Choosing your legal advisers when buying a business

By Keith Melling, head of corporate, Napthens Solicitors

Whether you are a serial investor or planning your first acquisition, buying a trading business is a major consideration.

Planning, investigation and execution require the right professional advice and it’s important to find a legal advisor you can trust.  

When choosing your legal team, consider:  

Firstly, do they have the experience? They should demonstrate that they regularly work on corporate transactions and evidence their track record.

Can they present a full service team containing legal specialists in areas such as employment, tax and commercial contracts? Business acquisitions cover many areas of law and often require this expertise.

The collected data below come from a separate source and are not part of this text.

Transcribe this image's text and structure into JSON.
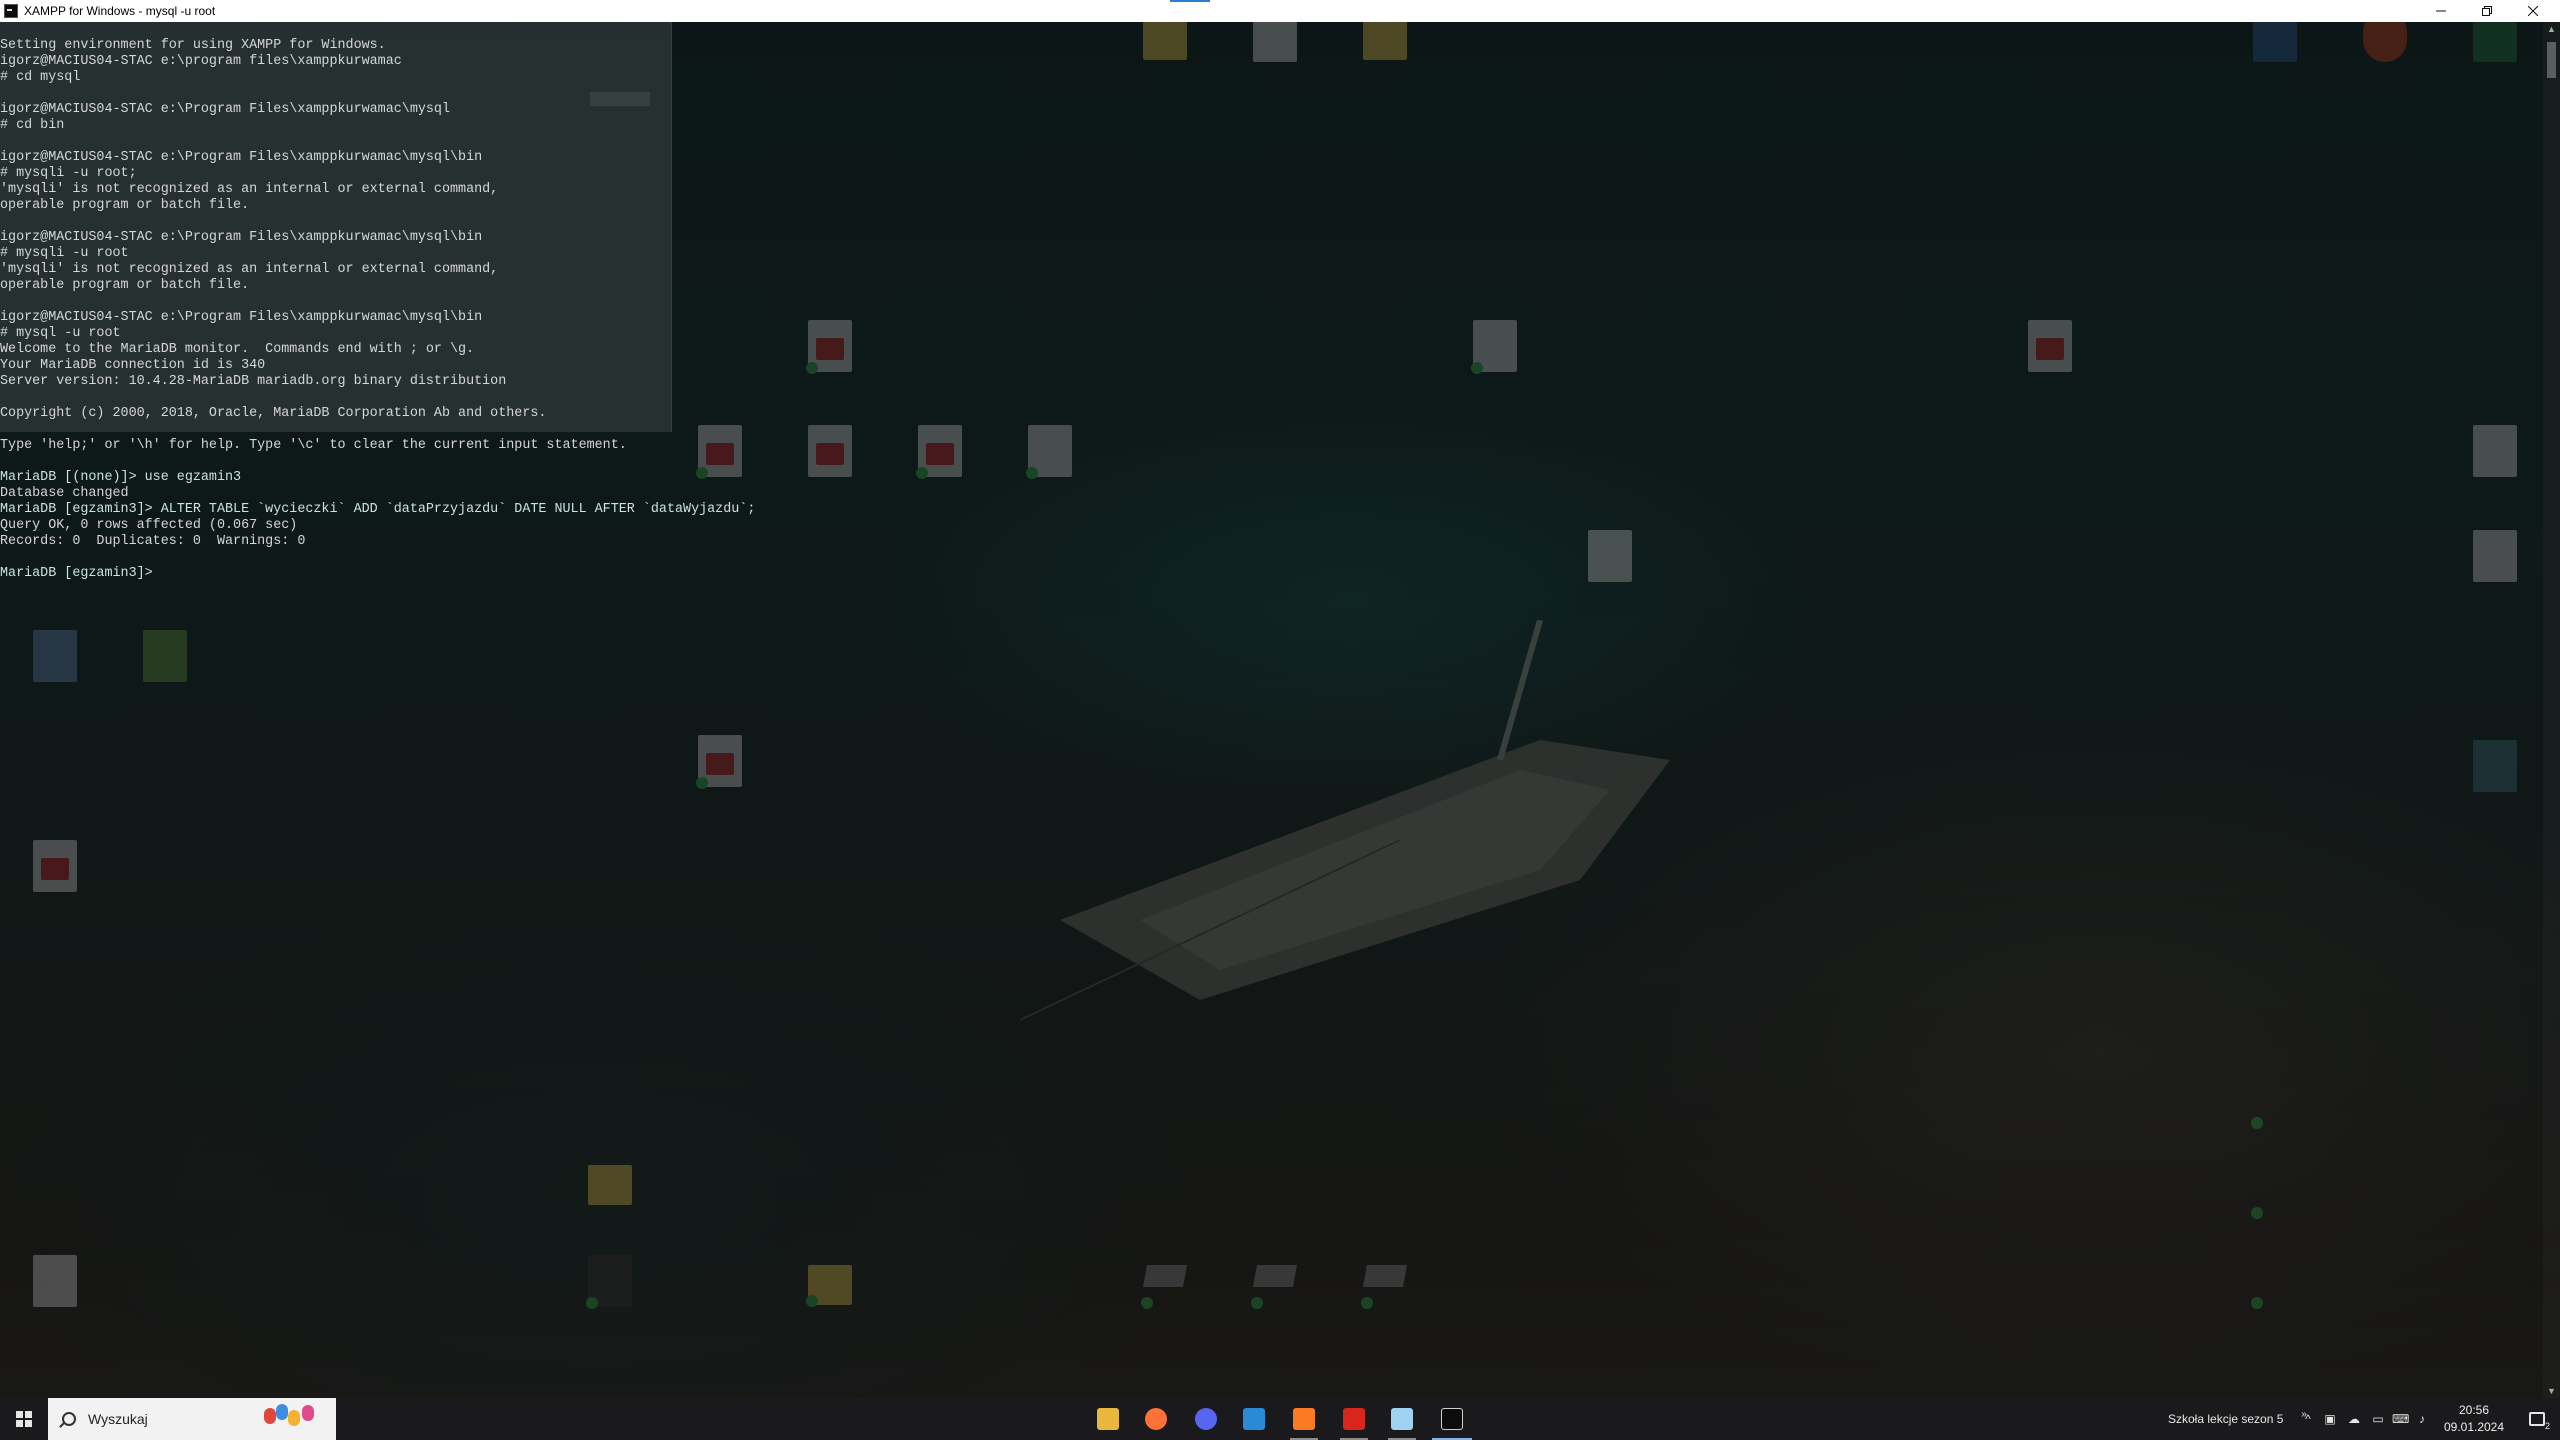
{
  "window": {
    "title": "XAMPP for Windows - mysql  -u root",
    "minimize_icon": "minimize-icon",
    "maximize_icon": "restore-icon",
    "close_icon": "close-icon"
  },
  "console": {
    "lines": [
      "Setting environment for using XAMPP for Windows.",
      "igorz@MACIUS04-STAC e:\\program files\\xamppkurwamac",
      "# cd mysql",
      "",
      "igorz@MACIUS04-STAC e:\\Program Files\\xamppkurwamac\\mysql",
      "# cd bin",
      "",
      "igorz@MACIUS04-STAC e:\\Program Files\\xamppkurwamac\\mysql\\bin",
      "# mysqli -u root;",
      "'mysqli' is not recognized as an internal or external command,",
      "operable program or batch file.",
      "",
      "igorz@MACIUS04-STAC e:\\Program Files\\xamppkurwamac\\mysql\\bin",
      "# mysqli -u root",
      "'mysqli' is not recognized as an internal or external command,",
      "operable program or batch file.",
      "",
      "igorz@MACIUS04-STAC e:\\Program Files\\xamppkurwamac\\mysql\\bin",
      "# mysql -u root",
      "Welcome to the MariaDB monitor.  Commands end with ; or \\g.",
      "Your MariaDB connection id is 340",
      "Server version: 10.4.28-MariaDB mariadb.org binary distribution",
      "",
      "Copyright (c) 2000, 2018, Oracle, MariaDB Corporation Ab and others.",
      "",
      "Type 'help;' or '\\h' for help. Type '\\c' to clear the current input statement.",
      "",
      "MariaDB [(none)]> use egzamin3",
      "Database changed",
      "MariaDB [egzamin3]> ALTER TABLE `wycieczki` ADD `dataPrzyjazdu` DATE NULL AFTER `dataWyjazdu`;",
      "Query OK, 0 rows affected (0.067 sec)",
      "Records: 0  Duplicates: 0  Warnings: 0",
      "",
      "MariaDB [egzamin3]>"
    ]
  },
  "taskbar": {
    "search_placeholder": "Wyszukaj",
    "apps": [
      {
        "name": "file-explorer",
        "icon": "folder-icon",
        "color": "#e7b73e"
      },
      {
        "name": "firefox",
        "icon": "firefox-icon",
        "color": "#ff7139"
      },
      {
        "name": "discord",
        "icon": "discord-icon",
        "color": "#5865f2"
      },
      {
        "name": "vscode",
        "icon": "vscode-icon",
        "color": "#2b8ad6"
      },
      {
        "name": "xampp",
        "icon": "xampp-icon",
        "color": "#fb7a24"
      },
      {
        "name": "acrobat",
        "icon": "acrobat-icon",
        "color": "#d9261c"
      },
      {
        "name": "notepad",
        "icon": "notepad-icon",
        "color": "#9fd2f0"
      },
      {
        "name": "terminal",
        "icon": "terminal-icon",
        "color": "#0c0c0c"
      }
    ],
    "tray_text": "Szkoła lekcje sezon 5",
    "clock_time": "20:56",
    "clock_date": "09.01.2024",
    "notifications_count": "2"
  },
  "colors": {
    "console_text": "#d6d6d6",
    "taskbar_bg": "#1a1a1c",
    "title_bar_bg": "#ffffff"
  }
}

Do they have the necessary resource? You need your deal to complete within the desired timescale without compromising on quality of service. Can your team pick up during holidays and work through evenings and weekends, if required?

It’s definitely true of lawyers that you get what you pay for.

Are they well versed in handling the key financial elements of the transaction? The price can be driven by complex deferred or earn out mechanisms, completion accounts processes and almost deals will have tax implications. It is critical that your lawyers understand these aspects to negotiate the legal contract.

What do your other advisers say about them? Good lawyers develop a strong reputation based upon working closely with other professionals.

It’s definitely true of lawyers that you get what you pay for. If their charges are significantly lower than others consider why this might be – lower costs may reflect a lack of resources or specialist skills which can cost you more in the long run.